Take four of the most momentous events of our times: the revolution in Iran, the collapse of Communism, the attacks of 9/11, the Arab Spring. All had to do with religion as well as politics. And all took us by surprise – academics and politicians alike. Had we not airbrushed religion out of our world view, might we not have been able to anticipate and understand a little better? 

A less secular bias in our universities, and a more mature understanding of religion, is needed. Most religion is fascinating. Some is awe-inspiring. Some is ludicrous. A small part, often in combination with a political cause, is downright dangerous. But you need to be educated about it in order to have the confidence to discriminate. 

There are, however, some encouraging signs of change in higher education. Students are now more openly interested in religion, and a new generation of academics is taking the subject more seriously, even in traditionally secular disciplines. It is the baby-boomer generation that finds religion hardest to deal with. 

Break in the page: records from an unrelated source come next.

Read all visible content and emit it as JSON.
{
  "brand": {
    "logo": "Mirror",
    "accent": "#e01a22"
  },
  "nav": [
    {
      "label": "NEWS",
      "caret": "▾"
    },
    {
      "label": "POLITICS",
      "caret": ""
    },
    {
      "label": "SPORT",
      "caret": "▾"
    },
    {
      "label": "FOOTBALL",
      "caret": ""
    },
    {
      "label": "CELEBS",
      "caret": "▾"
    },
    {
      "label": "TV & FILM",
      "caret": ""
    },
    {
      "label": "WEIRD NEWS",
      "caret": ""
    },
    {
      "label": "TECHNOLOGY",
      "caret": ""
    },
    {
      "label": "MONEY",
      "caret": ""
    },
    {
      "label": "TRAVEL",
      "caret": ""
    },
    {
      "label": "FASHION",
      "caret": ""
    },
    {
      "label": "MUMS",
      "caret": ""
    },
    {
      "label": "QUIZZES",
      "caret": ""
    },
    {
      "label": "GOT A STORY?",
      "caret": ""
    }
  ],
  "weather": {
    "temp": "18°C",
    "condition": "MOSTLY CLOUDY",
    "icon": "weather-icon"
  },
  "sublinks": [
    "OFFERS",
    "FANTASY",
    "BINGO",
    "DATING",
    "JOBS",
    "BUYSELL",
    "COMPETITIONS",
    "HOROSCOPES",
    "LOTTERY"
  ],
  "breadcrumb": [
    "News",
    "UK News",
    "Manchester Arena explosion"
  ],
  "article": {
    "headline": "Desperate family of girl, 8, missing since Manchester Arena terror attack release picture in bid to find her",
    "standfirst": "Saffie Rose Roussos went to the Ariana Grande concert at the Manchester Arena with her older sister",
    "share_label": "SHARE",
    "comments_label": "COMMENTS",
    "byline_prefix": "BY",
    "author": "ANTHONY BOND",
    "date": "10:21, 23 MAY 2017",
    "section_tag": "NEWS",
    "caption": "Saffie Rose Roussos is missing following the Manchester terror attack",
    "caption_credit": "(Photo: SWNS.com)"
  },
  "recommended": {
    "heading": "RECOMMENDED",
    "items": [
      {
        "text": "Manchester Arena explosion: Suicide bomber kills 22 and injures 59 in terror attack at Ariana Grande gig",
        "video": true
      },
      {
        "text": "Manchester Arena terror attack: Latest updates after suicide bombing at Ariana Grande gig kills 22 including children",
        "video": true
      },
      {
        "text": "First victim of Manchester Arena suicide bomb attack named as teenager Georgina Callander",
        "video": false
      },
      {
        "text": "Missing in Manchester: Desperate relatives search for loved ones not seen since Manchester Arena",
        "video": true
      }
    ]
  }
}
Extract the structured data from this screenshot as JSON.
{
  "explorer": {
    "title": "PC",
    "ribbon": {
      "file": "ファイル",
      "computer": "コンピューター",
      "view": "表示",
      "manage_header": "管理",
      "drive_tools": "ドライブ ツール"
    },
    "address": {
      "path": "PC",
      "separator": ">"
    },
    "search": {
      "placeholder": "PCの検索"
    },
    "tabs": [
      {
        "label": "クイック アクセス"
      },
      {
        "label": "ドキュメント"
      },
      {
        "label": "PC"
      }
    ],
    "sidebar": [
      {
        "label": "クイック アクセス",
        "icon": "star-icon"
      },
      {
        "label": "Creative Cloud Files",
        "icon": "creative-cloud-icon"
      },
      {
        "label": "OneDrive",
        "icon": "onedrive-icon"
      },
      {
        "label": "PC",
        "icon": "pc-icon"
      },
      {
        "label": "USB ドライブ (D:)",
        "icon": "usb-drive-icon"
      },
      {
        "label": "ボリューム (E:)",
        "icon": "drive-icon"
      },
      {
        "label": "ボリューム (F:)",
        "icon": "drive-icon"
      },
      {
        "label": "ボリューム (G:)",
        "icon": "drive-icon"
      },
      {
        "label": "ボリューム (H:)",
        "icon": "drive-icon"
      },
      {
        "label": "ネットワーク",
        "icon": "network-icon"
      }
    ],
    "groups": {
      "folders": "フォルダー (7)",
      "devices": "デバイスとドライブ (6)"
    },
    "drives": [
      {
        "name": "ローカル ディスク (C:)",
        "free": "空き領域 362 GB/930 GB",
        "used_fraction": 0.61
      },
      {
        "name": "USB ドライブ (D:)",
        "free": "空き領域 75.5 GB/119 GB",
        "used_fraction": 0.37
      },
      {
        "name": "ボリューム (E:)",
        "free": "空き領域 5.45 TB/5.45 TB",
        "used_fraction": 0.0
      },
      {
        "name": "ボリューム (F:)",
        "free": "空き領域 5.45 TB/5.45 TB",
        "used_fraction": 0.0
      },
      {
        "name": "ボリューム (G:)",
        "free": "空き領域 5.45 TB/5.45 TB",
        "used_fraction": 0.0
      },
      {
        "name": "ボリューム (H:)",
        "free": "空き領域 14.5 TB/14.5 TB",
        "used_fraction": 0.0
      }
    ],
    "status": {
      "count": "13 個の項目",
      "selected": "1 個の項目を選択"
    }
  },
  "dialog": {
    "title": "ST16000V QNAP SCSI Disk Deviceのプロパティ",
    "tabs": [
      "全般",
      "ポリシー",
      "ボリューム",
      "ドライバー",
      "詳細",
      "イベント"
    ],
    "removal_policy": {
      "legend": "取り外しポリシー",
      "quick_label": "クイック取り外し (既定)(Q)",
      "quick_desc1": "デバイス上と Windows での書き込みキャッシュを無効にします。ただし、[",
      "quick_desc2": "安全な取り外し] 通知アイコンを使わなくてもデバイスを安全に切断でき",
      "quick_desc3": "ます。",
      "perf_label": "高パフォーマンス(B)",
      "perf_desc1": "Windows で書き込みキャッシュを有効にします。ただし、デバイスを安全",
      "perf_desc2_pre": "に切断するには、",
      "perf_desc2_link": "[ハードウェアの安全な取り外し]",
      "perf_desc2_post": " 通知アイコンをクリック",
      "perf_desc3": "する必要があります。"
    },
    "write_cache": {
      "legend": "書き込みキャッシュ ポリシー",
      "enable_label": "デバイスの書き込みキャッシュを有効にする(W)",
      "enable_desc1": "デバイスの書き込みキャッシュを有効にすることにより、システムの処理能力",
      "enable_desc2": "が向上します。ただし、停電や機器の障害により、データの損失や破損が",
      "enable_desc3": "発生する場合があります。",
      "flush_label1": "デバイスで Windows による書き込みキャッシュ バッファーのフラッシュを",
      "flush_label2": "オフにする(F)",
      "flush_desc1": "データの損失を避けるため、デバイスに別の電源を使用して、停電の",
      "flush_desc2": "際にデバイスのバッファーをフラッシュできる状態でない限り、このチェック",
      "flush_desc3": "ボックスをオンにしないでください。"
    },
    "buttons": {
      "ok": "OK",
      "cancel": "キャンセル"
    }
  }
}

I gave the annual lecture sponsored by Feminist Review last year. It was the first time since the journal was founded in 1979 that they had had a lecture on religion, or an issue dedicated to it. What struck me most was the division in the audience between age groups. The responses of senior academics made it clear that religion was still a difficult and touchy topic for them. But it was quite different for the younger academics and PhDs.

Part of the explanation is that the younger generation are much more international – in origin as well as outlook. Quite a few in the audience were from countries touched by the Arab Spring. The idea that religion is a private matter, or something essentially repressive, made little sense to them. They explicitly questioned the assumption that the path of European secularity is one which the rest of the world must follow. 

But even with British and other European students, there has been a shift since I started teaching in the early 1990s. They don’t carry the baggage about religion that their predecessors did. Often they carry no baggage at all: they are simply ignorant about religion. But their interest, and their open-mindedness, makes them eager for knowledge. 

In research, the single biggest sign of change was the decision made by the Arts and Humanities Research Council and the Economic and Social Research Council between them to invest £12 million in research on “Religion and Society”. I’ve been director of that programme since 2007, and it finishes at the end of 2012. More than 240 academics, researchers and research students have been involved, from 38 British universities. The decision was made because consultation with academics and stakeholders at the start of the new millennium highlighted religion as an area where investment in research – and in training new researchers – was needed urgently after decades of neglect. 

Results from that research are being made public this spring in a series of “Faith Debates” being held in the heart of Westminster. I’m organising them with the help of the former Home Secretary, Charles Clarke, many distinguished scholars, and other politicians and public figures. They are open to anyone who is interested. It’s a small step in the direction of getting religion discussed with as much intelligence and seriousness as politics, but a timely one.